Data collected by birders helps scientists track winter bird populations and identify species in need of conservation.

“We’re trying to get little snapshots of what birds are around, and how many,” said Grass. “Obviously we’re not counting every bird, but you are getting an idea. If lots of people get dark-eyed juncos, then we know that there’s lots around. If people have trouble getting song sparrows, then we kind of wonder where are they?”

On Dec. 18, birders were out in North Richmond, an area included in the Vancouver count. According to the Birding in B.C. website, birders there spotted 132 species.

Highlights included the spotting of a late barn swallow and an orange-crowned warbler at Iona Island and two dozen ancient murrelets off the Iona south jetty. Birders also found a snowy owl in Richmond.

During the Ladner count, conditions proved challenging for some volunteers.

“With the weather the way it was, we had a super high tide in the morning—16-plus feet—which meant it was up to the lip of the dikes in some cases, with a bit of wind,” said Grass.

Volunteers counted seven owl species including the short-eared owl, the long-eared owl, the barred owl, the northern saw-whet owl, the barn owl, the great horned owl and about 40 snowy owls, which Grass said are experiencing an influx after being missing in action the last two years.

At the end of the day, the volunteers gathered at the George C. Reifel Migratory Bird Sanctuary on Westham Island for a hot supper, to share details of rare or unusual birds seen, and to tally the species.

Bird-lovers who did not want to brave the elements were still able to participate from the comfort of their own home.

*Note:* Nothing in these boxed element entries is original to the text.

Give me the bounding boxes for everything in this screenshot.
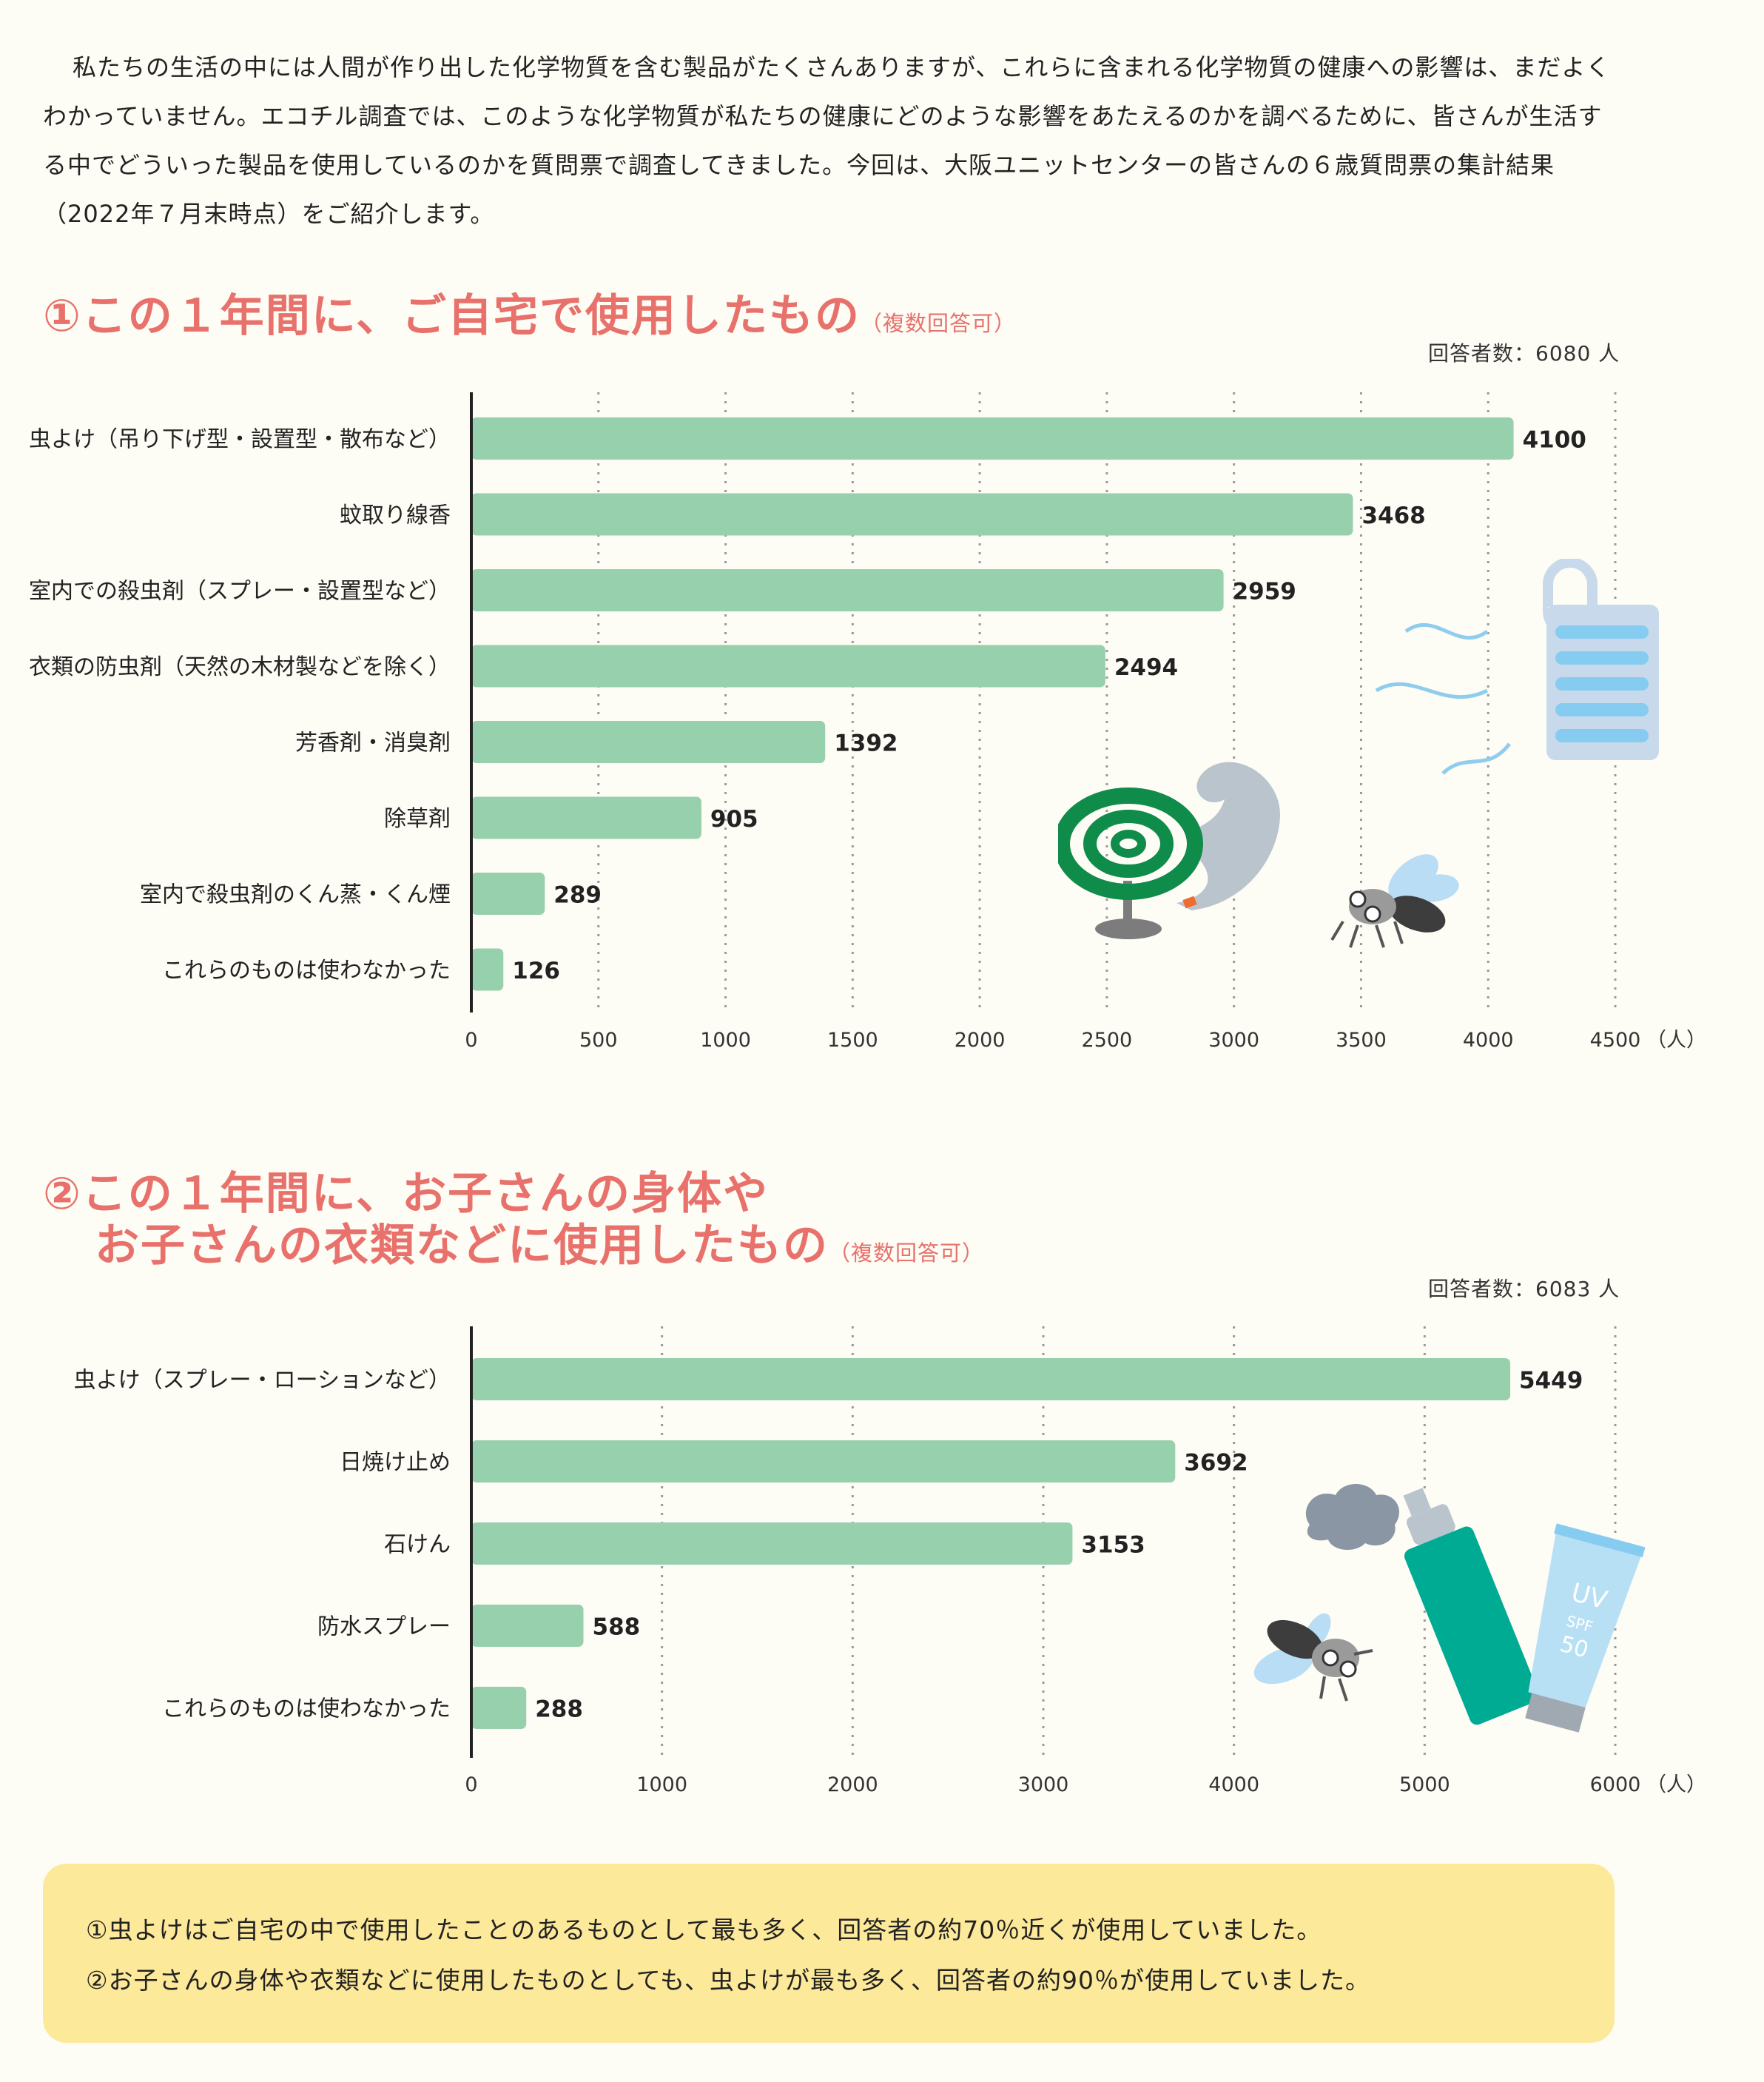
bar xyxy=(471,493,1353,536)
bar xyxy=(471,1522,1073,1565)
x-tick-label: 3000 xyxy=(1208,1029,1259,1052)
section1-note: （複数回答可） xyxy=(861,311,1017,336)
intro-paragraph: 私たちの生活の中には人間が作り出した化学物質を含む製品がたくさんありますが、これ… xyxy=(43,53,1611,228)
chart-home-use: 0 500 1000 1500 2000 2500 3000 3500 4000 4500 （人） 虫… xyxy=(29,392,1706,1052)
smoke-icon xyxy=(1176,762,1280,910)
bar xyxy=(471,796,701,839)
bar xyxy=(471,1687,527,1729)
data-label: 588 xyxy=(593,1614,641,1641)
x-tick-label: 1000 xyxy=(700,1029,751,1052)
category-label: これらのものは使わなかった xyxy=(162,958,451,984)
spray-cloud-icon xyxy=(1305,1484,1399,1551)
x-unit-label: （人） xyxy=(1646,1773,1706,1796)
section2-title: ②この１年間に、お子さんの身体や お子さんの衣類などに使用したもの（複数回答可） xyxy=(43,1168,984,1279)
mosquito-coil-icon xyxy=(1058,762,1280,939)
data-label: 3468 xyxy=(1361,503,1425,529)
bar xyxy=(471,569,1224,611)
bar xyxy=(471,873,545,915)
category-label: 虫よけ（吊り下げ型・設置型・散布など） xyxy=(29,427,451,453)
insect-repellent-hanger-icon xyxy=(1375,559,1659,775)
category-label: 除草剤 xyxy=(384,806,451,832)
category-label: 防水スプレー xyxy=(317,1614,451,1640)
summary-box: ①虫よけはご自宅の中で使用したことのあるものとして最も多く、回答者の約70％近く… xyxy=(43,1864,1615,2043)
category-label: 日焼け止め xyxy=(340,1450,451,1476)
category-label: 石けん xyxy=(384,1532,451,1558)
category-label: これらのものは使わなかった xyxy=(162,1696,451,1722)
bar xyxy=(471,1440,1176,1482)
x-tick-label: 5000 xyxy=(1399,1773,1450,1796)
data-label: 2959 xyxy=(1233,579,1296,605)
summary-line-1: ①虫よけはご自宅の中で使用したことのあるものとして最も多く、回答者の約70％近く… xyxy=(86,1915,1322,1944)
bar xyxy=(471,417,1514,460)
section2-title-line2: お子さんの衣類などに使用したもの xyxy=(95,1220,829,1272)
data-label: 3692 xyxy=(1184,1450,1248,1477)
x-tick-label: 6000 xyxy=(1590,1773,1641,1796)
spray-can-icon: UV SPF 50 xyxy=(1305,1484,1646,1733)
section2-respondents: 回答者数：6083 人 xyxy=(1428,1277,1620,1301)
x-tick-label: 4000 xyxy=(1208,1773,1259,1796)
section1-title: ①この１年間に、ご自宅で使用したもの（複数回答可） xyxy=(43,290,1016,349)
category-label: 室内で殺虫剤のくん蒸・くん煙 xyxy=(140,882,451,908)
x-unit-label: （人） xyxy=(1646,1029,1706,1052)
x-tick-label: 4500 xyxy=(1590,1029,1641,1052)
section2-note: （複数回答可） xyxy=(829,1240,985,1266)
x-tick-label: 0 xyxy=(465,1029,477,1052)
x-tick-label: 0 xyxy=(465,1773,477,1796)
category-label: 室内での殺虫剤（スプレー・設置型など） xyxy=(29,579,451,605)
bar xyxy=(471,948,504,991)
x-tick-label: 500 xyxy=(579,1029,618,1052)
intro-text: 私たちの生活の中には人間が作り出した化学物質を含む製品がたくさんありますが、これ… xyxy=(43,43,1626,238)
bar xyxy=(471,1605,584,1647)
x-tick-label: 1500 xyxy=(827,1029,878,1052)
x-tick-label: 3500 xyxy=(1336,1029,1387,1052)
x-tick-label: 4000 xyxy=(1463,1029,1514,1052)
data-label: 289 xyxy=(553,882,602,909)
dead-mosquito-icon xyxy=(1330,854,1459,948)
data-label: 5449 xyxy=(1519,1368,1583,1394)
category-label: 蚊取り線香 xyxy=(340,503,451,528)
bar xyxy=(471,1358,1511,1400)
data-label: 905 xyxy=(710,806,758,833)
x-tick-label: 2000 xyxy=(955,1029,1006,1052)
category-label: 芳香剤・消臭剤 xyxy=(295,731,451,756)
summary-line-2: ②お子さんの身体や衣類などに使用したものとしても、虫よけが最も多く、回答者の約9… xyxy=(86,1966,1370,1995)
bar xyxy=(471,721,826,763)
section2-title-line1: ②この１年間に、お子さんの身体や xyxy=(43,1168,769,1220)
category-label: 衣類の防虫剤（天然の木材製などを除く） xyxy=(29,654,451,680)
data-label: 2494 xyxy=(1114,654,1178,681)
x-tick-label: 2500 xyxy=(1082,1029,1133,1052)
chart-child-use: 0 1000 2000 3000 4000 5000 6000 （人） 虫よけ（スプレー・ローシ… xyxy=(74,1326,1706,1796)
section1-title-text: ①この１年間に、ご自宅で使用したもの xyxy=(43,290,861,342)
data-label: 288 xyxy=(535,1696,583,1723)
category-label: 虫よけ（スプレー・ローションなど） xyxy=(74,1368,451,1394)
data-label: 126 xyxy=(512,958,560,984)
bar xyxy=(471,645,1105,688)
dead-mosquito-icon-2 xyxy=(1253,1613,1373,1702)
x-tick-label: 2000 xyxy=(827,1773,878,1796)
data-label: 1392 xyxy=(834,731,898,757)
x-tick-label: 1000 xyxy=(636,1773,687,1796)
section1-respondents: 回答者数：6080 人 xyxy=(1428,341,1620,366)
x-tick-label: 3000 xyxy=(1018,1773,1069,1796)
data-label: 3153 xyxy=(1081,1532,1145,1559)
data-label: 4100 xyxy=(1523,427,1586,454)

“There’s a number of people that just watch the birds in their backyards and then they send me a little list,” Grass said. “It’s just a nice way of getting them involved.”

The Ladner Christmas bird count was started in the mid-1950s and has always been one of the top three counts for bird species seen on count day in Canada.

The area has the highest number of wintering species in Canada for raptors (hawks, eagles, owls, and falcons), shorebirds and waterfowl.